Sunday, July 5, 2009

Independence (from thought) Day

The Fourth of July was truly a harrowing experience for me.
I generally don’t care for crowds. I’ve been around too many mad mobs to know you never turn your back on one. There’s no accountability. It’s a big stupid animal with no morals or personal regrets.
So not only is everyone crowded together on this most special of holidays they’re all infected with the Independence Day spirit. It’s a second cousin to Senioritis. The air is sparkling with it. Much like Halloween, it’s one of those public holidays that come with a lampshade squarely on their head.

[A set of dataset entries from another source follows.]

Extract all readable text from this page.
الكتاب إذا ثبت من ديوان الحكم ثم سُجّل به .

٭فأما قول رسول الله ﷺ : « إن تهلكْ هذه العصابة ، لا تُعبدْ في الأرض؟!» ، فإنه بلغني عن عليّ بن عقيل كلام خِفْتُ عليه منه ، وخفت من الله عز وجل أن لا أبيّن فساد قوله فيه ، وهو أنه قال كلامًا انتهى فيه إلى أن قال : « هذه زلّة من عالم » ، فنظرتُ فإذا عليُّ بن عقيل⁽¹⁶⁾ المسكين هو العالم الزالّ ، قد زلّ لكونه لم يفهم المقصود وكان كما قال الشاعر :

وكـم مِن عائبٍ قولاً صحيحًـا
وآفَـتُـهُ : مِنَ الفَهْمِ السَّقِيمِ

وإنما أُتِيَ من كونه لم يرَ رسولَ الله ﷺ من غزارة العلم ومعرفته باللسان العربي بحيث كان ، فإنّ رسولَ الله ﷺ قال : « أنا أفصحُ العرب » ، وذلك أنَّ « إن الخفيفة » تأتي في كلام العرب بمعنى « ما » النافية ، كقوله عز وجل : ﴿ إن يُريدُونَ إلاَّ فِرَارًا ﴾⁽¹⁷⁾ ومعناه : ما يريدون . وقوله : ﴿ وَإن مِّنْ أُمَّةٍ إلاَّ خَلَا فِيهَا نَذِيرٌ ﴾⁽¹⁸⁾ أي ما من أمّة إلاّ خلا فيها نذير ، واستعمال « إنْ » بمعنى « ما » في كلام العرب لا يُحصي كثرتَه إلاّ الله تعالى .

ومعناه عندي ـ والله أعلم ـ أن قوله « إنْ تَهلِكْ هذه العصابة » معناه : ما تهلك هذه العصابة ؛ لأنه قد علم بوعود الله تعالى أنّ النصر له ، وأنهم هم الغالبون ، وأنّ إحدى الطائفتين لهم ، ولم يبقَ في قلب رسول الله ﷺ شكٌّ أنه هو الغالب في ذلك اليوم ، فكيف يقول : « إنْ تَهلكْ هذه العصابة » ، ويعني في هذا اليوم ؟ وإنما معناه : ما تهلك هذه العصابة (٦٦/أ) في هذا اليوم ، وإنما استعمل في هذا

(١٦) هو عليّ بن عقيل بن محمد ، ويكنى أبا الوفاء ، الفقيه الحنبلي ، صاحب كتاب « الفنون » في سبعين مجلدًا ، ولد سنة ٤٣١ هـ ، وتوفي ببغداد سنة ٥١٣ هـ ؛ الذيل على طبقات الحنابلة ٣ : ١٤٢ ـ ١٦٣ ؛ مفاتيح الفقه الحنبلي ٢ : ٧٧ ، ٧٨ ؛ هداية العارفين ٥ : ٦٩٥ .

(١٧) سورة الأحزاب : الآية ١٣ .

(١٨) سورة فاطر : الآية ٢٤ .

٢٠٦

In short, everyone has an excuse to cut loose.
Oh, and did I mention there were no fireworks in town this year? Apparently no one stepped up to collect funds.
The general consensus of the populace was less than favorable.
I think if people don’t get to see things blow up for long enough they start loosing their minds.
Yesterday was one of those times.
It started at the Safeway at around 10 a.m. I should have figured this would be the exact same time at least one representative from each gathering in town would think to pick up a few quick items at exactly this time.
People were frantic. I used the shopping cart in front of me for protection. We were nearly crushed several times and not even in the middle of the aisle. There was no escape. Nowhere of was safe. People were everywhere. Upon further reflection I thought of it in terms of the Maxis computer game SimAnt that I played in junior high.
The ant tunnels were out of control.
The last straw was the gigantic woman pushing one of those cart/toy car combinations which people with more than, say, two children at the supermarket at once often take advantage of.
As we were checking out she got in line behind us and without taking her eyes off the tabloid magazine she had snatched off the rack, she pushed the contraption forward, almost running us over.
This happened at least two more times, each time the end result getting closer to contact. We couldn’t leave quickly enough.
Later on that night we had stopped by our friend’s birthday party. We made our way back across town and not two minutes after leaving the party a gigantic truck with its high beams on started tailing us hard. In front of us were two slow moving cars, so I couldn’t go any faster and the line in the middle of the two-lane road was double yellow. Then the truck started honking and weaving. I quickly turned right on the first side street I could find. As I looked over my shoulder I could see the truck illegally passing both cars, honking all the way. This so freaked the driver in front of us out that it ran him on the small shoulder for a few seconds before zooming away.
We caught our breaths and decided to drive as carefully as possible the way back since there were obviously more than a few inebriated drivers out. We turned off at the first road we could when we got back to town. Just then an explosion of sparks and noise went off not 15 feet in front of the car. I looked over and saw a party of gigantic celebrants, many of which were small children. They had been throwing fireworks into the middle of the road. I rolled my window down and yelled at them. I didn’t wait around to hear their response for their foolishness.
So in short, Happy Birthday, America…I’m hiding from you for the rest of the weekend.